A crucial problem in seismic noise attenuation using RR-based approaches is the choice of the rank value (Bai et al. 2020; Chen et al. 2020). Since the proposed ADRR approach is highly insensitive to the rank parameter, we can choose a sufficiently large rank to attenuate the random noise in seismic data containing complex structures, which is the primary advantage of the proposed ADRR method.

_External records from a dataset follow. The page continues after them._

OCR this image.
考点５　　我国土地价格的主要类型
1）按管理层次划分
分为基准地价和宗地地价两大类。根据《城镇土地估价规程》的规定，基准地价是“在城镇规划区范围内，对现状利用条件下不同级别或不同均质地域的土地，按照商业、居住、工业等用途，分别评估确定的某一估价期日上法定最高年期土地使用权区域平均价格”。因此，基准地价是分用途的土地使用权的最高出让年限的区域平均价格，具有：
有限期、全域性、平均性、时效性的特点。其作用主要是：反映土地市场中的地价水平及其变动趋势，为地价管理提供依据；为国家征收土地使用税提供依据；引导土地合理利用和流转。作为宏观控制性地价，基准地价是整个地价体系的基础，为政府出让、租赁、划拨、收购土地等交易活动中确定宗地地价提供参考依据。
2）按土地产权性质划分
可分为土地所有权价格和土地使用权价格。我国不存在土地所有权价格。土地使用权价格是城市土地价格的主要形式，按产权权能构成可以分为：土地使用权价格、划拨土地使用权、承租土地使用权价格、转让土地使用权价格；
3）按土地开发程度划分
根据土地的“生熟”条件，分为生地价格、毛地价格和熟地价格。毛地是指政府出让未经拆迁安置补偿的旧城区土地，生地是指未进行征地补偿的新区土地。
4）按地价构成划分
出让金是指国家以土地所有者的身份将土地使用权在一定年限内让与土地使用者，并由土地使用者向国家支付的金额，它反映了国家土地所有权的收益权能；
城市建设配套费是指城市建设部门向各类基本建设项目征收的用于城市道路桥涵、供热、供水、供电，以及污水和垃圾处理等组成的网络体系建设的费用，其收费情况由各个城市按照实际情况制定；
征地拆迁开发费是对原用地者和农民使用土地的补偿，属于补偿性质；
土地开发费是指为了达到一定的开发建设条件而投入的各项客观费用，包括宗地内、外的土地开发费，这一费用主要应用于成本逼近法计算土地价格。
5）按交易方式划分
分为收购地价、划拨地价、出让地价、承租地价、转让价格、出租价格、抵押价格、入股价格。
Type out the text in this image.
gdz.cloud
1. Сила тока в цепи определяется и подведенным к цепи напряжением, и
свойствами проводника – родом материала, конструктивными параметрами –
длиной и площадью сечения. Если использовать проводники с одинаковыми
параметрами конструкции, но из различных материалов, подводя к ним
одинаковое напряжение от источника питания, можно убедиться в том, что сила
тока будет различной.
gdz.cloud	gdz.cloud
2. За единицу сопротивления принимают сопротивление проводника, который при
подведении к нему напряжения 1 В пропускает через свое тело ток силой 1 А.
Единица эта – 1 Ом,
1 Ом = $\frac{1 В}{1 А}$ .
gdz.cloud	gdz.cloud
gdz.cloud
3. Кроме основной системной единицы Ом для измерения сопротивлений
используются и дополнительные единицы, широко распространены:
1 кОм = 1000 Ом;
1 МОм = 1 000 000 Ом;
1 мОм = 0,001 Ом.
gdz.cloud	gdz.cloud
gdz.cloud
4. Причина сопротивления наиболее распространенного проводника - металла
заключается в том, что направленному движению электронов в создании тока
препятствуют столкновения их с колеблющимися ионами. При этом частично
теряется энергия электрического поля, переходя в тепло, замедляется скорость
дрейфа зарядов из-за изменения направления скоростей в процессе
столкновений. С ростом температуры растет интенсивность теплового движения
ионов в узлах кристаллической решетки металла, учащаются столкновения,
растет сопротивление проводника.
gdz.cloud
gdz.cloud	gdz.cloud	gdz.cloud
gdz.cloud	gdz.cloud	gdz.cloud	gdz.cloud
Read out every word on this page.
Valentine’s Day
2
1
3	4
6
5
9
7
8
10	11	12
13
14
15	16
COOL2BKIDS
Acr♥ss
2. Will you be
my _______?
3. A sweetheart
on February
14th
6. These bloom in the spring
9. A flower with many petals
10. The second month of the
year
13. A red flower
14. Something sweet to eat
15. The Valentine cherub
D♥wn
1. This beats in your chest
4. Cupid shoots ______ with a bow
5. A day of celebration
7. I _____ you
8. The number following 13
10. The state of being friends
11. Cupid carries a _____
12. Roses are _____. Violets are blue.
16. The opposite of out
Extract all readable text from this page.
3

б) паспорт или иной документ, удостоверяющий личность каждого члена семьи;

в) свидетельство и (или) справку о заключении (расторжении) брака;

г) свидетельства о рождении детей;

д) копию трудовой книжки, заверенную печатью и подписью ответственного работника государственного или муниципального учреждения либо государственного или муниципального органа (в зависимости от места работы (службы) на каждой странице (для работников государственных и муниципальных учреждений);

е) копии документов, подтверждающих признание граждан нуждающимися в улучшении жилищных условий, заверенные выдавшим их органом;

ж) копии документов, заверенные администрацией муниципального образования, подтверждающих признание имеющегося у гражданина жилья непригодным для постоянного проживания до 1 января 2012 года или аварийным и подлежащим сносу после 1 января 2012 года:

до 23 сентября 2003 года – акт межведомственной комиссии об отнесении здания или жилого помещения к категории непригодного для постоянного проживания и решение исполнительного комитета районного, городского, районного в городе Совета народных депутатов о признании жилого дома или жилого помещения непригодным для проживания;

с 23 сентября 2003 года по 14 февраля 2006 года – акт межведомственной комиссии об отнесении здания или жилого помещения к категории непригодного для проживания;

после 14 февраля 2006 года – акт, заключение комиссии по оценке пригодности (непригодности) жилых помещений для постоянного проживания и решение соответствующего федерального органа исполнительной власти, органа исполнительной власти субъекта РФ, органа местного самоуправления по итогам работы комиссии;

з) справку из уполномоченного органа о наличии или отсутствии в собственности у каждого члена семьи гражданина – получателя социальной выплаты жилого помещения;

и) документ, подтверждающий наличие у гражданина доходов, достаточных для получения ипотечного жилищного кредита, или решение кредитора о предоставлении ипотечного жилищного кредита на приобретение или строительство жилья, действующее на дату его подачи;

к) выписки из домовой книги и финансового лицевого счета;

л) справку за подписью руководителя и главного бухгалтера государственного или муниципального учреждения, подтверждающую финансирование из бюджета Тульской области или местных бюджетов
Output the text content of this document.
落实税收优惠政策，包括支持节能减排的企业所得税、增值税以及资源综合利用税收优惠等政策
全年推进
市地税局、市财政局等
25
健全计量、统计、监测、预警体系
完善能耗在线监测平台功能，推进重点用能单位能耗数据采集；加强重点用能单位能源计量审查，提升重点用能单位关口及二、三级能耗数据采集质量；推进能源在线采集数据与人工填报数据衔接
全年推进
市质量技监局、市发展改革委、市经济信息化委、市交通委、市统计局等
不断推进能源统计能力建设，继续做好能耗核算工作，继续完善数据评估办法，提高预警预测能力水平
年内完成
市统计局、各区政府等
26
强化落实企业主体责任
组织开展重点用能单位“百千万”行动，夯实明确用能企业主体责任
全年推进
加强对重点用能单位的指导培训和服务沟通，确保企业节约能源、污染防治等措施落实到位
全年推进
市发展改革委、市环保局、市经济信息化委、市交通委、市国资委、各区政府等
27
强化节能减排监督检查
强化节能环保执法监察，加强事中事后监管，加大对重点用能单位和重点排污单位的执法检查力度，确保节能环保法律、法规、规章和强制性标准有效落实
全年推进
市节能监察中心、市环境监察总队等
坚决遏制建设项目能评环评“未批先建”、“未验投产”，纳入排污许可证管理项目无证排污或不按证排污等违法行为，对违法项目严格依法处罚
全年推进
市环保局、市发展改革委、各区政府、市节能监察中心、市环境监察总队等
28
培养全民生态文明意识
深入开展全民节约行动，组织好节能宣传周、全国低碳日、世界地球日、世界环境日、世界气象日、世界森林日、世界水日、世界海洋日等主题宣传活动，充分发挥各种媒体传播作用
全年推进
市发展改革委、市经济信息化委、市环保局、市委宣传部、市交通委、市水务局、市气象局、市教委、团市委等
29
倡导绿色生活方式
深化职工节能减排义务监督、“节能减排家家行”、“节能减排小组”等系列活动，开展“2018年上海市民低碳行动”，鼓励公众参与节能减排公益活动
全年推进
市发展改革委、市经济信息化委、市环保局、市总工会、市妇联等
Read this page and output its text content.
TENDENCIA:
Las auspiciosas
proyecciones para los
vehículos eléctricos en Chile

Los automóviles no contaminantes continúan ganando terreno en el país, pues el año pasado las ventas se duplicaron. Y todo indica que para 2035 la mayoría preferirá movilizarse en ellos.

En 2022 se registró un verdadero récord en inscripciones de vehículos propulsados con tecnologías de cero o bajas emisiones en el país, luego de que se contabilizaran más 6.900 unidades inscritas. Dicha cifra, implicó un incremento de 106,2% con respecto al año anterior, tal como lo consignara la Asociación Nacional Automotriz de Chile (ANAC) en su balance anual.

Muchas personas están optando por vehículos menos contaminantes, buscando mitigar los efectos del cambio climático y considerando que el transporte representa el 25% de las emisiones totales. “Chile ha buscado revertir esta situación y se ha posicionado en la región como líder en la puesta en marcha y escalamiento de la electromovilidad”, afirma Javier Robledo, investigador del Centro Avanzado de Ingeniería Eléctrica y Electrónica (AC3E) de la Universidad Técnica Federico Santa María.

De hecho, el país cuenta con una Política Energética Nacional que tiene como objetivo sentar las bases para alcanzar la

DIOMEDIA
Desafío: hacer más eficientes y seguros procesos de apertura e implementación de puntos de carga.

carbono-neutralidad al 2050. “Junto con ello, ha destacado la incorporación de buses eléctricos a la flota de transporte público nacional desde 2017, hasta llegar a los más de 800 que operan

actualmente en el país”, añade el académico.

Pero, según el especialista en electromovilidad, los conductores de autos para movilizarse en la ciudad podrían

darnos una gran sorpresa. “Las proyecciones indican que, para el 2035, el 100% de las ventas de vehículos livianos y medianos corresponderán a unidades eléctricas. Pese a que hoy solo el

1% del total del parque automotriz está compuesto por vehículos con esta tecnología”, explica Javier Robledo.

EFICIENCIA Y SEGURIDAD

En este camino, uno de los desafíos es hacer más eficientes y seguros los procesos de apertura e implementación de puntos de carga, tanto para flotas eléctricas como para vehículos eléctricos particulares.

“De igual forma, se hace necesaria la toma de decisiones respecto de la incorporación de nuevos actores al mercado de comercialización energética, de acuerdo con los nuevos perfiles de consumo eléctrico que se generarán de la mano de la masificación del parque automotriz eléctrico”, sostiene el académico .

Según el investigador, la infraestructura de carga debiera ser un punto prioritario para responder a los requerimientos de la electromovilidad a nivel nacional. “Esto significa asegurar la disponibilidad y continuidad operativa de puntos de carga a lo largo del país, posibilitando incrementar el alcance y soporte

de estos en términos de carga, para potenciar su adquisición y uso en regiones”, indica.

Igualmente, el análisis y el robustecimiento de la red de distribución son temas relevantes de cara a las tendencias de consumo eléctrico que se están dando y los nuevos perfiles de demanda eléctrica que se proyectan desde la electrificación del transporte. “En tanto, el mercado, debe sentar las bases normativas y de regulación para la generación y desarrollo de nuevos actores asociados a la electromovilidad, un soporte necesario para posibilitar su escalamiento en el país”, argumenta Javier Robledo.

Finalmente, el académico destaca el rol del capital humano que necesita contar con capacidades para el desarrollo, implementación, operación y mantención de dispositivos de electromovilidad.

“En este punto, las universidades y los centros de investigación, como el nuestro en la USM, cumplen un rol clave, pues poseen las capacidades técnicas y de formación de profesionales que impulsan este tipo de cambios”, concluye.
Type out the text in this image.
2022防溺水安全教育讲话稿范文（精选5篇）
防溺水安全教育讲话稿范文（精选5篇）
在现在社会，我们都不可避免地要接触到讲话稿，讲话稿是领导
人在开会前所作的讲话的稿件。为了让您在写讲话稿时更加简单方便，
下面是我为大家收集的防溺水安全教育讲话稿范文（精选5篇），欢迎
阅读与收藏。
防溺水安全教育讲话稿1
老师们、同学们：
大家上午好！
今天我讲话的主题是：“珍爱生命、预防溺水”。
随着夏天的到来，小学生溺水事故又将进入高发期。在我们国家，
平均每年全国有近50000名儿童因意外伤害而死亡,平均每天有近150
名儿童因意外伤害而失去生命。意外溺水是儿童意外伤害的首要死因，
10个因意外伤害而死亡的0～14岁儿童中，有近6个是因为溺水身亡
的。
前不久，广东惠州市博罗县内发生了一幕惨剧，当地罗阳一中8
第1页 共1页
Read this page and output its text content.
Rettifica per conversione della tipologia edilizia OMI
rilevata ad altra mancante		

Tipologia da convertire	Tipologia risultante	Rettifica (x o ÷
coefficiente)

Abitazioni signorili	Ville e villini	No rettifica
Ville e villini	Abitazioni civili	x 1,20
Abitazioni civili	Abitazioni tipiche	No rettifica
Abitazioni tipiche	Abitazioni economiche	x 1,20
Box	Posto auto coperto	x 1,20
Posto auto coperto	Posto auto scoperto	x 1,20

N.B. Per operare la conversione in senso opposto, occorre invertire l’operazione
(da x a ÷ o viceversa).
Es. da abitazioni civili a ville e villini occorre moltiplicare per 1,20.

Table 1 Computation time comparison in seconds for the synthetic data, including simple linear events. We execute the three codes in MATLAB R2017 on a Linux computer having an Intel Core i7 7th generation and 8 GB RAM in a temporal frequencies band \(0 - 250\) Hz
Table 2 Computation time comparison in seconds for the synthetic data, including curved events. We execute the three codes in MATLAB R2017 on a Linux computer having an Intel Core i7 7th generation, and 8 GB RAM in a temporal frequencies band \(0 - 80\) Hz
Table 3 Comparison of S/N values among the RR, DRR, ODRR, and the proposed ADRR methods using rank \(n=30\) under different frequency bands

5 Conclusions

Based on the special features of the optimal weighting operator, the proposed gain matrix, and the damping operator, we introduce an adaptive damped rank-reduction (ADRR) approach for denoising of 3-D seismic data. The ADRR framework is proposed to solve the residual noise problem due to the high sensitivity of the low-rank methods to the input rank parameter. As demonstrated in our analysis, the denoised data produced by the ADRR method are smoother and cleaner. Compared with the conventional rank-reduction, the damped rank-reduction, and the optimally damped rank-reduction methods, the proposed ADRR method has been verified to be more competitive to decompose the 3-D synthetic and real seismic data into signal and noise subspaces even when a very large rank parameter is used.